Heterotopic Ossification after Elbow Arthroscopy: An Underreported Outcome
Jessica M Intravia, MD, MHA1; Daniel P Acevedo, MD2; Joanie J Chung, MPH, MA2; Raffy Mirzayan, MD2; (1)University of Southern California, Los Angeles, CA, (2)Kaiser Permanente, Baldwin Park, CA
Introduction: There are few large studies documenting the complications of elbow arthroscopy, especially one representative of the community orthopaedic surgeon. Frequently, surgeons counsel their patients on the risk of nerve palsy, however the rate of postoperative heterotopic ossification requiring additional procedures may be an under recognized complication.
Methods: After IRB approval, 560 consecutive elbow arthroscopies in 528 patients performed between 2006 and 2014, by 42 surgeons at 13 facilities were reviewed. There were 114 pediatric cases and 446 adult cases. Of note, one high volume surgeon performed 202 arthroscopies and regularly obtains a postoperative XR to examine for heterotopic ossification. These XRs were also reviewed for any additional cases of heterotopic ossification not documented in the clinical chart.

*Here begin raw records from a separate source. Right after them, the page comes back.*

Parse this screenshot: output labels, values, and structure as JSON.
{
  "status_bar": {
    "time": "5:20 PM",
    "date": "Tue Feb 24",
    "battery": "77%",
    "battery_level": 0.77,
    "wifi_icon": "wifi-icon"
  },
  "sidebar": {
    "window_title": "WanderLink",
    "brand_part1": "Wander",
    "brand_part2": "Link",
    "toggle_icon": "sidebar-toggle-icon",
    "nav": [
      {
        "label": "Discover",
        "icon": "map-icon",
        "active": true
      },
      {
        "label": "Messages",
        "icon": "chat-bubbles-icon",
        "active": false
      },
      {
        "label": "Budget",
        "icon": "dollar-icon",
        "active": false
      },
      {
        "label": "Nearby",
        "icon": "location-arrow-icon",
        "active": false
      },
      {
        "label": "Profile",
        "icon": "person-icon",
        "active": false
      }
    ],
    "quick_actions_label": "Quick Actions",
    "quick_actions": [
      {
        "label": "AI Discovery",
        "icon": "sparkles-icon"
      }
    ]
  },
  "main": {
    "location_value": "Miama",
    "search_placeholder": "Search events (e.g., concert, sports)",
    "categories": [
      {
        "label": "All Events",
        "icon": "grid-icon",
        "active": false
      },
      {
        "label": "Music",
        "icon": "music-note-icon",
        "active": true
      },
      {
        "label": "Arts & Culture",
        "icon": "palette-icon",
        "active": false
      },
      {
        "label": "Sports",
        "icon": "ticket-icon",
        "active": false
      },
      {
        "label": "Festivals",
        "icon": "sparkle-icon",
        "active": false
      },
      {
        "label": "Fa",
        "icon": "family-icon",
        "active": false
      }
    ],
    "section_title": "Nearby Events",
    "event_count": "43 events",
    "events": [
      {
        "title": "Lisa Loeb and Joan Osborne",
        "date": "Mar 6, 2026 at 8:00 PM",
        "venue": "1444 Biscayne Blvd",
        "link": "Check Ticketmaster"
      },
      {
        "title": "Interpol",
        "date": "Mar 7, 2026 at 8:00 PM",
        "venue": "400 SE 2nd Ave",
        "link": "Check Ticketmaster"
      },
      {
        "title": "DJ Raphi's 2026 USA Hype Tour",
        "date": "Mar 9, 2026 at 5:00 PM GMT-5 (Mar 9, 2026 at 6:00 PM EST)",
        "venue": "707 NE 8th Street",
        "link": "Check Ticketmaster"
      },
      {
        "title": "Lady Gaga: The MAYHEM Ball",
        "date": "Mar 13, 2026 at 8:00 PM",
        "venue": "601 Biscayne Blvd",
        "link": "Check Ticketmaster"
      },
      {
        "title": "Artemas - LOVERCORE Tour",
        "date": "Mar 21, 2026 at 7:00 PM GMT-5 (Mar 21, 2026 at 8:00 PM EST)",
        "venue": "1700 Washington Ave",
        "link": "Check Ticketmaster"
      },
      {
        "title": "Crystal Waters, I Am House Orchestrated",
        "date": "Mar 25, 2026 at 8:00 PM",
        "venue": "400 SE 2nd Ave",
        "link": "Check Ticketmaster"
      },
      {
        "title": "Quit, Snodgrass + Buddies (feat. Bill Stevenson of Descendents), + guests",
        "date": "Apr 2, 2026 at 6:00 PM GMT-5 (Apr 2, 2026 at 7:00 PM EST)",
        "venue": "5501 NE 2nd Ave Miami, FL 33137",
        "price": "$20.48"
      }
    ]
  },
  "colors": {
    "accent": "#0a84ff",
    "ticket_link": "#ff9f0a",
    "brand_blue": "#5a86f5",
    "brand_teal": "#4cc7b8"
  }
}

Patient demographics, BMI, smoking status, medical co-morbidities, tourniquet time, prior surgery, concomitant procedures, patient positioning, size of scope, complexity score, range of motion, and surgeon fellowship status were recorded.
Results: The average age was 38.6 years (range: 5-88). There were 444 males. The average length of follow up was 375.8 days (0-2739 days). Overall, heterotopic ossification occurred in 13 of 559 (2.3%) cases. For the single surgeon subset with regular screening, heterotopic ossification occurred in 8 of 202 cases (3.9%) with seven (3.4 %) requiring repeat surgery. This is significantly higher than the 1.7% rate of heterotopic ossification found in the remainder of the cohort. Average preoperative range of motion was 82.6 degrees postop 86.5. Eight of the thirteen patients with post operative heterotopic ossification had a preoperative diagnosis of elbow contracture. With regards to heterotopic ossification, all cases occurred in male patients, but no other significant risk factors were identified.
Conclusions: Elbow arthroscopy remains a safe procedure with very low complication rates. Certain patients are at risk for developing post-operative heterotopic ossification which could necessitate an additional surgery. Surgeons should be aware of this complication so that they may counsel their patients appropriately.